10 verborgene Juwelen in Dublin

10 großartige Attraktionen in Dublin, die Sie bestimmt noch nicht kennen

10. Das Nashorn im Fluss

Es ist sicher keine große Überraschung, dass Nashörner in Irland nicht zu den einheimischen Arten gehören. Daher erregte es umso mehr Aufsehen, als über Nacht und ohne Erklärung eines im Fluss Dodder auftauchte. Allerdings ist dieses Nashorn, das friedlich neben dem Pub Dropping Well in Milltown grast, aus Bronze.

9. Der hungrige Baum

Haben Sie schon einmal einen Baum gesehen, der eine Bank verspeist? Das gibt es tatsächlich. In den Gärten des Rechtsinstituts King’s Inns verschlingt eine außergewöhnliche ahornblättrige Platane langsam eine gusseiserne Bank.

8. Irische Mumien

Sie müssen nicht nach Kairo reisen, um echte Mumien zu sehen. Tief in der Kalksteinkrypta der St Michan’s Church ruhen mehrere gut erhaltene Exemplare, eines davon war vermutlich ein Kreuzritter. Es soll Glück bringen, seinen Finger zu berühren.

7. Guitar Hero

Rory Gallagher zählt zu den besten Blues-Musikern aller Zeiten. Eine Bronze-Replika seiner berühmten Fender-Gitarre hängt hoch an einer Wand am Meeting House Square in Temple Bar: ein gebührendes Denkmal!

6. Weihwasserbecken

Weihwassermuscheln, um genau zu sein!

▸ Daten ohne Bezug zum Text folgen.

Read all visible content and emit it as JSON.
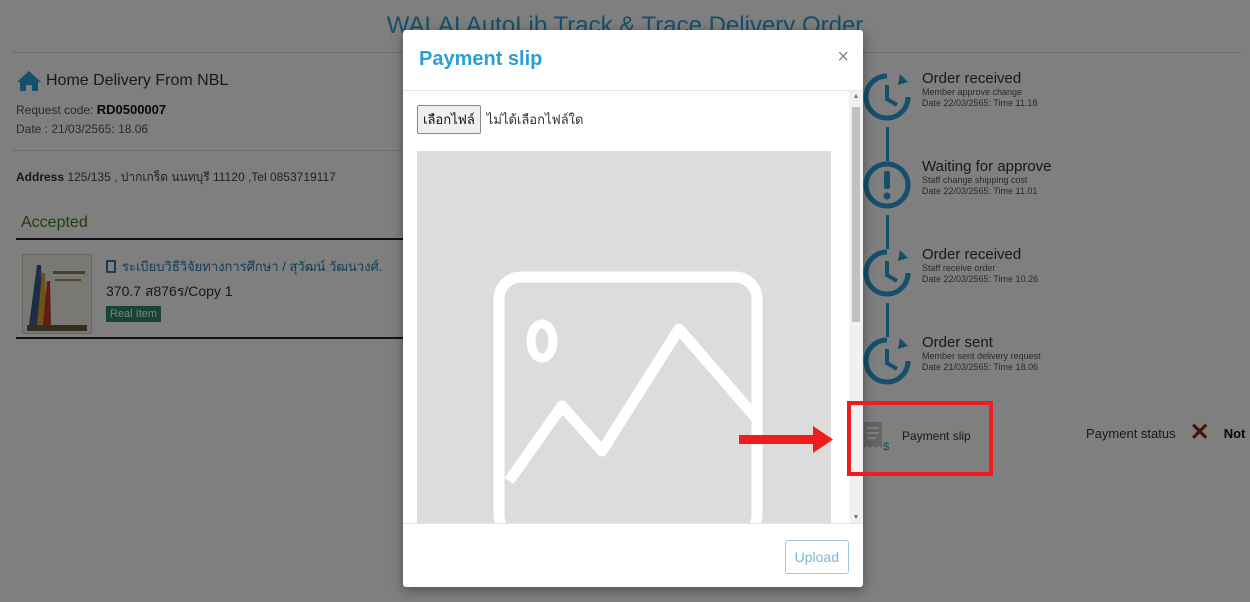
{
  "page": {
    "title": "WALAI AutoLib Track & Trace Delivery Order"
  },
  "order": {
    "home_label": "Home Delivery From NBL",
    "request_code_label": "Request code:",
    "request_code": "RD0500007",
    "date": "Date : 21/03/2565: 18.06",
    "address_label": "Address",
    "address": "125/135 , ปากเกร็ด นนทบุรี 11120 ,Tel 0853719117",
    "status": "Accepted",
    "item": {
      "title": "ระเบียบวิธีวิจัยทางการศึกษา / สุวัฒน์ วัฒนวงศ์.",
      "call_number": "370.7 ส876ร/Copy 1",
      "badge": "Real Item"
    }
  },
  "timeline": [
    {
      "icon": "clock-icon",
      "title": "Order received",
      "line1": "Member approve change",
      "line2": "Date 22/03/2565: Time 11.18"
    },
    {
      "icon": "exclamation-icon",
      "title": "Waiting for approve",
      "line1": "Staff change shipping cost",
      "line2": "Date 22/03/2565: Time 11.01"
    },
    {
      "icon": "clock-icon",
      "title": "Order received",
      "line1": "Staff receive order",
      "line2": "Date 22/03/2565: Time 10.26"
    },
    {
      "icon": "clock-icon",
      "title": "Order sent",
      "line1": "Member sent delivery request",
      "line2": "Date 21/03/2565: Time 18.06"
    }
  ],
  "payment": {
    "slip_label": "Payment slip",
    "status_label": "Payment status",
    "status_value": "Not"
  },
  "modal": {
    "title": "Payment slip",
    "close": "×",
    "file_button": "เลือกไฟล์",
    "file_status": "ไม่ได้เลือกไฟล์ใด",
    "upload_label": "Upload"
  },
  "colors": {
    "accent": "#2a9fd6",
    "accepted": "#3c7d1e",
    "badge": "#2c8a6a",
    "annotation": "#ee1c1c"
  }
}
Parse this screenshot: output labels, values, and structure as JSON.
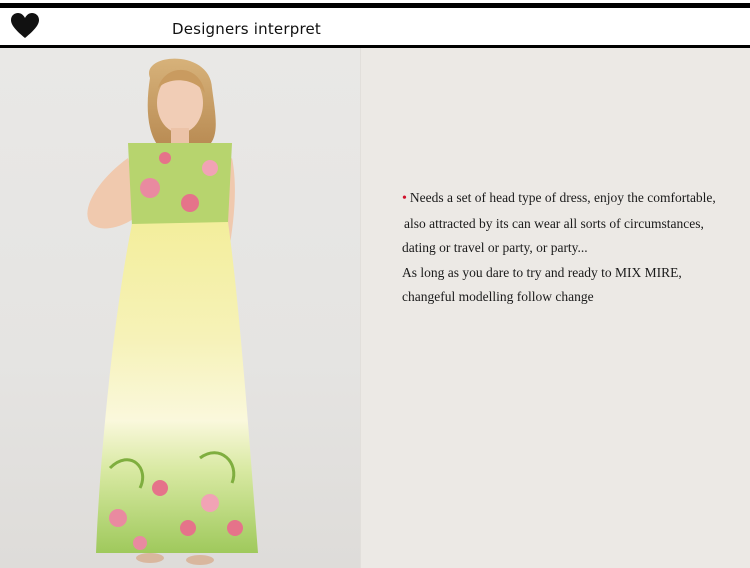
{
  "header": {
    "title": "Designers interpret",
    "icon": "heart-icon"
  },
  "description": {
    "bullet_color": "#d0102a",
    "lines": [
      "Needs a set of head type of dress, enjoy the comfortable,",
      " also attracted by its can wear all sorts of circumstances,",
      "dating or travel or party, or party...",
      "As long as you dare to try and ready to MIX MIRE,",
      "changeful modelling follow change"
    ]
  },
  "colors": {
    "rule": "#000000",
    "background": "#ece9e5",
    "dress_yellow": "#f2ec9e",
    "dress_green": "#a8cf62",
    "flower_pink": "#e5738a"
  }
}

Am Eingang der St Audoen’s Church in Kilmainham hängen zwei riesige Muschelschalen, die als Weihwasserbecken genutzt werden. Diese wurde 1917 aus dem Pazifik gefischt und sind ein unvergesslicher, wenn auch ungewöhnlicher Anblick.

5. Die Literatur-Apotheke

James Joyces Ulysses wird von vielen als der beste Roman aller Zeiten betrachtet. Zahlreiche Orte in Dublin spielen in diesem 700 Seiten starken Wälzer eine Rolle, so auch Sweny’s Apotheke am Lincoln Place. Heute ist hier ein Joyce-Museum zu Hause, in dem auch täglich Lesungen stattfinden.

4. Lampen mit Geschichte

Merrion Square wird meist mit der bunten Statue von Oscar Wilde in Verbindung gebracht. Doch in diesem georgianischen Park sind auch ungewöhnlichere Kuriositäten zu finden, wie 25 kunstvoll gearbeitete Gaslampen. Jede ist einzigartig und steht für eine Ära in Dublins Vergangenheit.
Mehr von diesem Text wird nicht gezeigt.